Это очень грустно — быть таким, как он, ребенком в мире взрослых, вечно ребенком, с которым взрослые обходятся как с игрушкой, забавной или докучной: не иметь возможности пользоваться тем таинственным и будоражащим, что принадлежит взрослым, — оружием и женщинами — и никогда не принимать участия в их играх. Но когда-нибудь Пин станет взрослым и сможет быть злым со всеми; тогда он сумеет расквитаться с теми, кто не был добр к нему. Пину уже сейчас хотелось бы стать взрослым или лучше не взрослым, а мальчиком, которым бы все восхищались и которого бы все боялись. Пину хотелось бы остаться мальчиком, но только чтобы взрослые избрали его своим предводителем за какой-нибудь замечательный подвиг.

Хорошо, Пин сейчас уйдет отсюда, уйдет подальше от этих ветреных, незнакомых мест и направится в свое царство, в овраг, в свое волшебное место, где пауки делают гнезда. Там зарыт его пистолет, носящий таинственное имя «пе тридцать восемь». Со своим пистолетом Пин будет партизанить один, сам по себе, без того чтобы кто-нибудь вывертывал и чуть ли не ломал ему руки или посылал его закапывать соколов, желая тем временем поваляться с чужой бабой в рододендронах. Пин совершит великие подвиги, один, всегда один; он убьет офицера, капитана, капитана своей сестры, суки и доносчицы. Тогда люди из отряда станут его уважать и захотят идти вместе с ним в бой. Может быть, они научат его обращаться с пулеметом. И Джилья не станет больше говорить ему: «Спой-ка песенку, Пин», чтобы прижаться поближе к любовнику; у Джильи не будет больше любовников, и однажды она позволит ему, Пину, потрогать свою грудь, розовую и теплую под мужской рубашкой.
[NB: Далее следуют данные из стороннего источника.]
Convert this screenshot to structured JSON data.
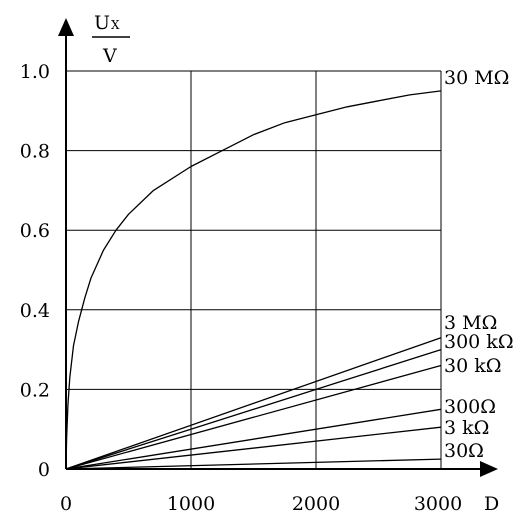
{
  "chart_data": {
    "type": "line",
    "ylabel_numerator": "U",
    "ylabel_subscript": "X",
    "ylabel_denominator": "V",
    "xlabel": "D",
    "xlim": [
      0,
      3000
    ],
    "ylim": [
      0,
      1.0
    ],
    "grid": true,
    "x_ticks": [
      {
        "value": 0,
        "label": "0"
      },
      {
        "value": 1000,
        "label": "1000"
      },
      {
        "value": 2000,
        "label": "2000"
      },
      {
        "value": 3000,
        "label": "3000"
      }
    ],
    "y_ticks": [
      {
        "value": 0,
        "label": "0"
      },
      {
        "value": 0.2,
        "label": "0.2"
      },
      {
        "value": 0.4,
        "label": "0.4"
      },
      {
        "value": 0.6,
        "label": "0.6"
      },
      {
        "value": 0.8,
        "label": "0.8"
      },
      {
        "value": 1.0,
        "label": "1.0"
      }
    ],
    "series": [
      {
        "name": "30 MΩ",
        "x": [
          0,
          5,
          15,
          30,
          60,
          100,
          150,
          200,
          300,
          400,
          500,
          700,
          1000,
          1250,
          1500,
          1750,
          2000,
          2250,
          2500,
          2750,
          3000
        ],
        "values": [
          0,
          0.075,
          0.16,
          0.23,
          0.31,
          0.37,
          0.43,
          0.48,
          0.55,
          0.6,
          0.64,
          0.7,
          0.76,
          0.8,
          0.84,
          0.87,
          0.89,
          0.91,
          0.925,
          0.94,
          0.95
        ]
      },
      {
        "name": "3 MΩ",
        "x": [
          0,
          3000
        ],
        "values": [
          0,
          0.33
        ]
      },
      {
        "name": "300 kΩ",
        "x": [
          0,
          3000
        ],
        "values": [
          0,
          0.3
        ]
      },
      {
        "name": "30 kΩ",
        "x": [
          0,
          3000
        ],
        "values": [
          0,
          0.26
        ]
      },
      {
        "name": "300Ω",
        "x": [
          0,
          3000
        ],
        "values": [
          0,
          0.15
        ]
      },
      {
        "name": "3 kΩ",
        "x": [
          0,
          3000
        ],
        "values": [
          0,
          0.105
        ]
      },
      {
        "name": "30Ω",
        "x": [
          0,
          3000
        ],
        "values": [
          0,
          0.025
        ]
      }
    ]
  }
}
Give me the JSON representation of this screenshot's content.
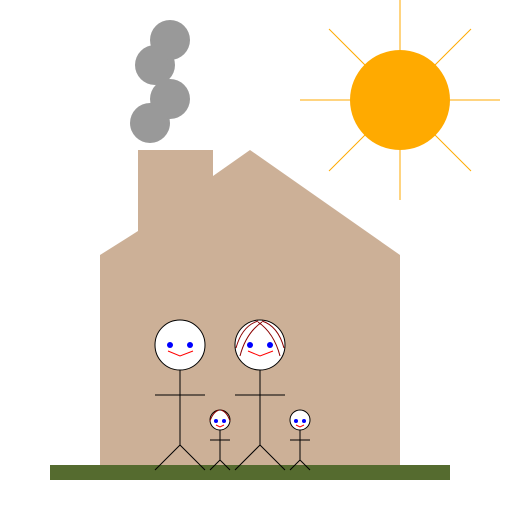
{
  "colors": {
    "background": "#ffffff",
    "house": "#ccb097",
    "smoke": "#999999",
    "sun": "#ffaa00",
    "ground": "#556b2f",
    "stroke": "#000000",
    "eyes": "#0000ff",
    "mouth": "#ff0000",
    "hair": "#8b0000"
  },
  "scene": {
    "sun": {
      "rays": 8
    },
    "smoke_puffs": 4,
    "family": [
      {
        "role": "adult",
        "hair": false
      },
      {
        "role": "adult",
        "hair": true
      },
      {
        "role": "child",
        "hair": true
      },
      {
        "role": "child",
        "hair": false
      }
    ]
  }
}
Пин начинает большими шагами спускаться по тропинке, ведущей с перевала Меццалуна: ему предстоит долгий путь. Но вскоре он понимает, что его планы надуманны и ровно ничего не стоят; он чувствует, он совершенно уверен в том, что мечтам его не суждено сбыться и что он, бедный, брошенный ребенок, обречен на вечные скитания.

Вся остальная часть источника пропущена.